Well, hopefully you will average a 5% return every year.
 

dudebro

Well-Known Member
I'm not taking a side in your little feud here, but your claim that your 401k won't ever run the risk of falling below 80% is fundamentally false. Since your 401k is invested into various funds, you could lose far more than 80%. If you have $500,000 in your 401k and your investments lost 50% in a market crash, you're at $250,000.

Do the math, Brother.

These 401k's have been sold as some sort of panacea to us by financial wizards, under the guise that the stock market, historically, returns a yearly average yield somewhere around 7%. Until it doesn't. Like, say, 2008. I don't know about you, but I lost almost 30% of my 401k balance in 2008.

Good thing I didn't retire that year.

401k's sound great, until you factor in fees, market fluctuations and their main purpose, to put the risk on the employee, instead of the employer.

It still returns 7%. Even if you'd retired in 2008, you wouldn't withdraw ALL the money. The market was back to 2007 level in 2009, and since 2003, counting the correction, it has averaged 11.25%.

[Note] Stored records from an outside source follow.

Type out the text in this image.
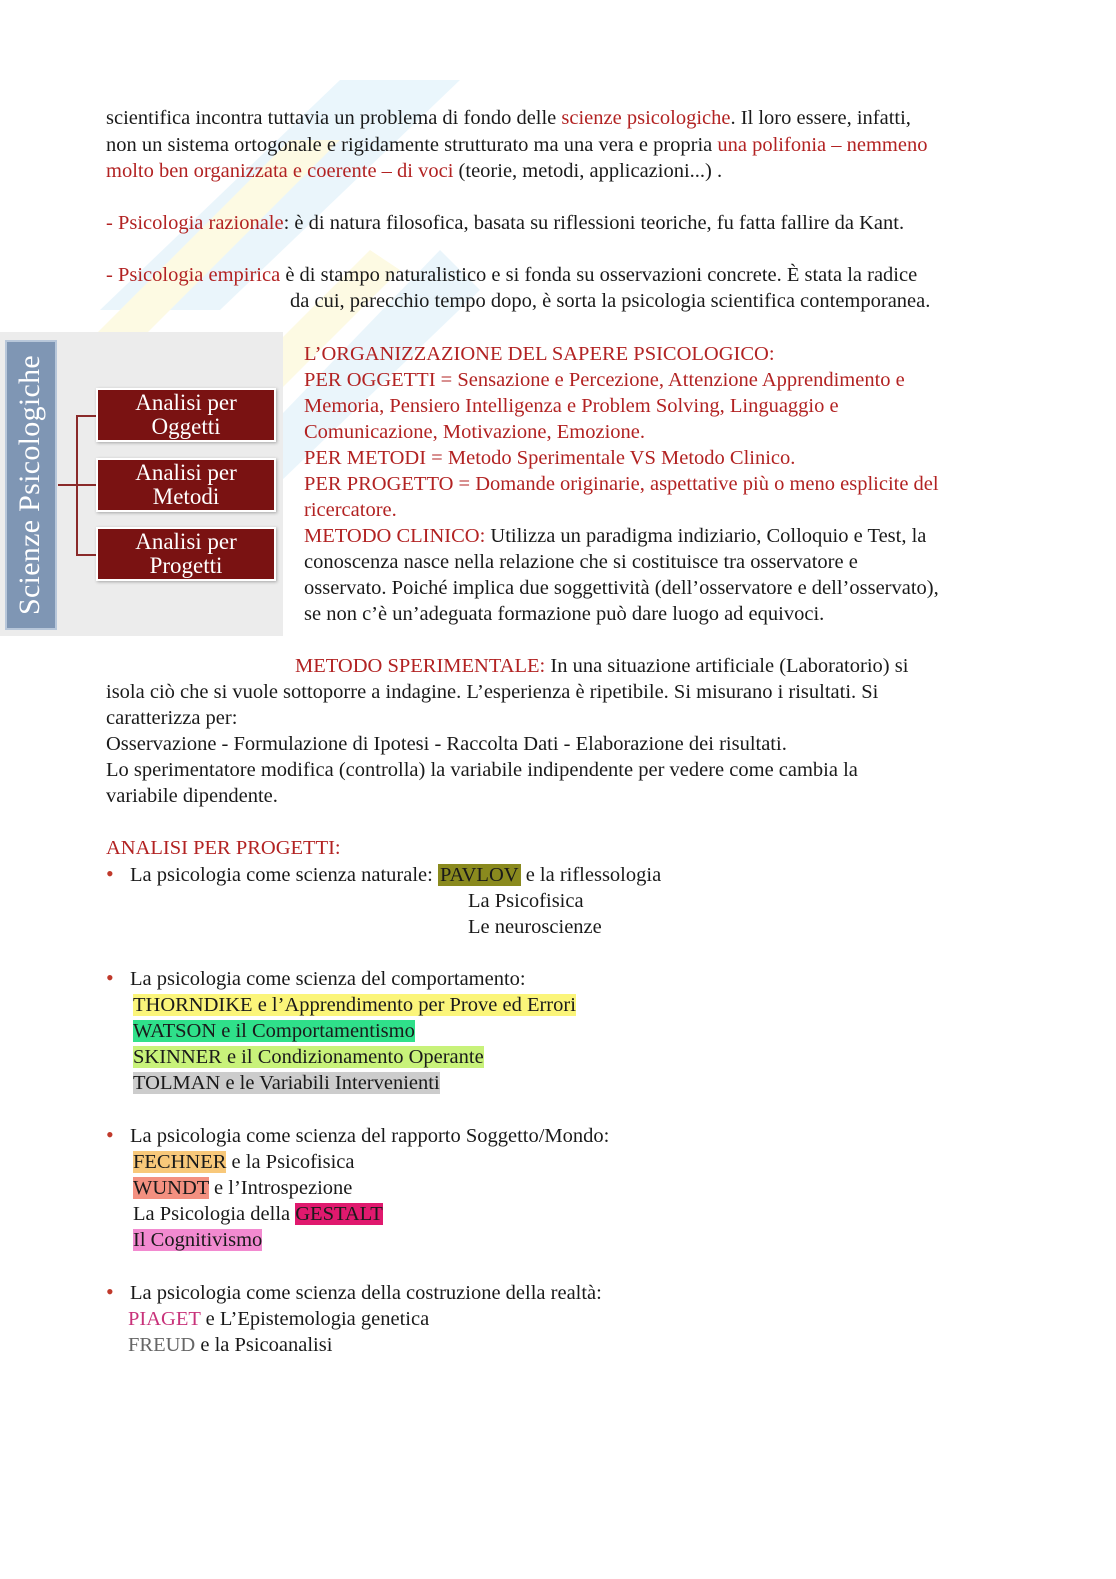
scientifica incontra tuttavia un problema di fondo delle scienze psicologiche. Il loro essere, infatti,
non un sistema ortogonale e rigidamente strutturato ma una vera e propria una polifonia – nemmeno
molto ben organizzata e coerente – di voci (teorie, metodi, applicazioni...) .
- Psicologia razionale: è di natura filosofica, basata su riflessioni teoriche, fu fatta fallire da Kant.
- Psicologia empirica è di stampo naturalistico e si fonda su osservazioni concrete. È stata la radice
da cui, parecchio tempo dopo, è sorta la psicologia scientifica contemporanea.
Scienze Psicologiche	Analisi per
Oggetti
Analisi per
Metodi
Analisi per
Progetti
L’ORGANIZZAZIONE DEL SAPERE PSICOLOGICO:
PER OGGETTI = Sensazione e Percezione, Attenzione Apprendimento e
Memoria, Pensiero Intelligenza e Problem Solving, Linguaggio e
Comunicazione, Motivazione, Emozione.
PER METODI = Metodo Sperimentale VS Metodo Clinico.
PER PROGETTO = Domande originarie, aspettative più o meno esplicite del
ricercatore.
METODO CLINICO: Utilizza un paradigma indiziario, Colloquio e Test, la
conoscenza nasce nella relazione che si costituisce tra osservatore e
osservato. Poiché implica due soggettività (dell’osservatore e dell’osservato),
se non c’è un’adeguata formazione può dare luogo ad equivoci.
METODO SPERIMENTALE: In una situazione artificiale (Laboratorio) si
isola ciò che si vuole sottoporre a indagine. L’esperienza è ripetibile. Si misurano i risultati. Si
caratterizza per:
Osservazione - Formulazione di Ipotesi - Raccolta Dati - Elaborazione dei risultati.
Lo sperimentatore modifica (controlla) la variabile indipendente per vedere come cambia la
variabile dipendente.
ANALISI PER PROGETTI:
• La psicologia come scienza naturale: PAVLOV e la riflessologia
La Psicofisica
Le neuroscienze
• La psicologia come scienza del comportamento:
THORNDIKE e l’Apprendimento per Prove ed Errori
WATSON e il Comportamentismo
SKINNER e il Condizionamento Operante
TOLMAN e le Variabili Intervenienti
• La psicologia come scienza del rapporto Soggetto/Mondo:
FECHNER e la Psicofisica
WUNDT e l’Introspezione
La Psicologia della GESTALT
Il Cognitivismo
• La psicologia come scienza della costruzione della realtà:
PIAGET e L’Epistemologia genetica
FREUD e la Psicoanalisi
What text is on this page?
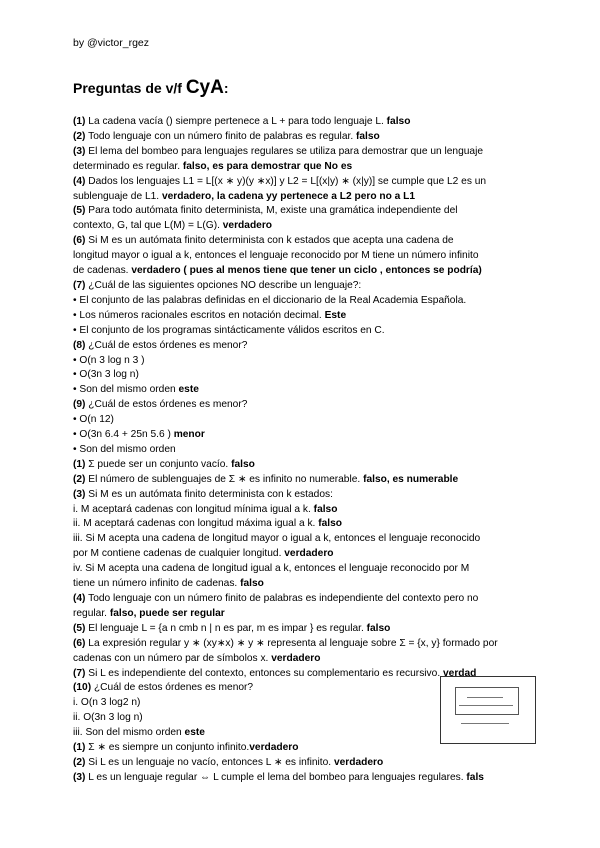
by @victor_rgez
Preguntas de v/f CyA:
(1) La cadena vacía () siempre pertenece a L + para todo lenguaje L. falso
(2) Todo lenguaje con un número finito de palabras es regular. falso
(3) El lema del bombeo para lenguajes regulares se utiliza para demostrar que un lenguaje
determinado es regular. falso, es para demostrar que No es
(4) Dados los lenguajes L1 = L[(x ∗ y)(y ∗x)] y L2 = L[(x|y) ∗ (x|y)] se cumple que L2 es un
sublenguaje de L1. verdadero, la cadena yy pertenece a L2 pero no a L1
(5) Para todo autómata finito determinista, M, existe una gramática independiente del
contexto, G, tal que L(M) = L(G). verdadero
(6) Si M es un autómata finito determinista con k estados que acepta una cadena de
longitud mayor o igual a k, entonces el lenguaje reconocido por M tiene un número infinito
de cadenas. verdadero ( pues al menos tiene que tener un ciclo , entonces se podría)
(7) ¿Cuál de las siguientes opciones NO describe un lenguaje?:
• El conjunto de las palabras definidas en el diccionario de la Real Academia Española.
• Los números racionales escritos en notación decimal. Este
• El conjunto de los programas sintácticamente válidos escritos en C.
(8) ¿Cuál de estos órdenes es menor?
• O(n 3 log n 3 )
• O(3n 3 log n)
• Son del mismo orden este
(9) ¿Cuál de estos órdenes es menor?
• O(n 12)
• O(3n 6.4 + 25n 5.6 ) menor
• Son del mismo orden
(1) Σ puede ser un conjunto vacío. falso
(2) El número de sublenguajes de Σ ∗ es infinito no numerable. falso, es numerable
(3) Si M es un autómata finito determinista con k estados:
i. M aceptará cadenas con longitud mínima igual a k. falso
ii. M aceptará cadenas con longitud máxima igual a k. falso
iii. Si M acepta una cadena de longitud mayor o igual a k, entonces el lenguaje reconocido
por M contiene cadenas de cualquier longitud. verdadero
iv. Si M acepta una cadena de longitud igual a k, entonces el lenguaje reconocido por M
tiene un número infinito de cadenas. falso
(4) Todo lenguaje con un número finito de palabras es independiente del contexto pero no
regular. falso, puede ser regular
(5) El lenguaje L = {a n cmb n | n es par, m es impar } es regular. falso
(6) La expresión regular y ∗ (xy∗x) ∗ y ∗ representa al lenguaje sobre Σ = {x, y} formado por
cadenas con un número par de símbolos x. verdadero
(7) Si L es independiente del contexto, entonces su complementario es recursivo. verdad
(10) ¿Cuál de estos órdenes es menor?
i. O(n 3 log2 n)
ii. O(3n 3 log n)
iii. Son del mismo orden este
(1) Σ ∗ es siempre un conjunto infinito.verdadero
(2) Si L es un lenguaje no vacío, entonces L ∗ es infinito. verdadero
(3) L es un lenguaje regular ⇔ L cumple el lema del bombeo para lenguajes regulares. fals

Also, what makes you think a defined benefit pension plan puts the risk on the employer in the event of a correction? Ask the people who've had their pensions reduced how that works out.
 

Inthegame

Well-Known Member
It still returns 7%. Even if you'd retired in 2008, you wouldn't withdraw ALL the money. The market was back to 2007 level in 2009, and since 2003, counting the correction, it has averaged 11.25%.
The DJIA hit just over 14000 in 2007 and didn't return there until 2013.
Also, what makes you think a defined benefit pension plan puts the risk on the employer in the event of a correction? Ask the people who've had their pensions reduced how that works out.
Participating employers withdrawal/unfunded liability increases as the funding pct decreases.
 

dudebro

Well-Known Member
The DJIA hit just over 14000 in 2007 and didn't return there until 2013.
Participating employers withdrawal/unfunded liability increases as the funding pct decreases.

Don't forget the fact that if you were working and contributing to the market between 2009 and 2014, you bought at 6700 and less than 5 years later that money DOUBLED. So, you can point to 2008 as if the market always does that, it doesn't. I could sit here and point to 2009, and it doesn't always go UP 30% either.

On average, you get the 7%. And for what you pay in, a 401k on the worst day of the market is more money back than the defined benefit plans.
 

BuckyBadger

Well-Known Member
Don't hijack this thread. Obviously 705 members think they may be striking, and this is what this thread is about and the connection to 710.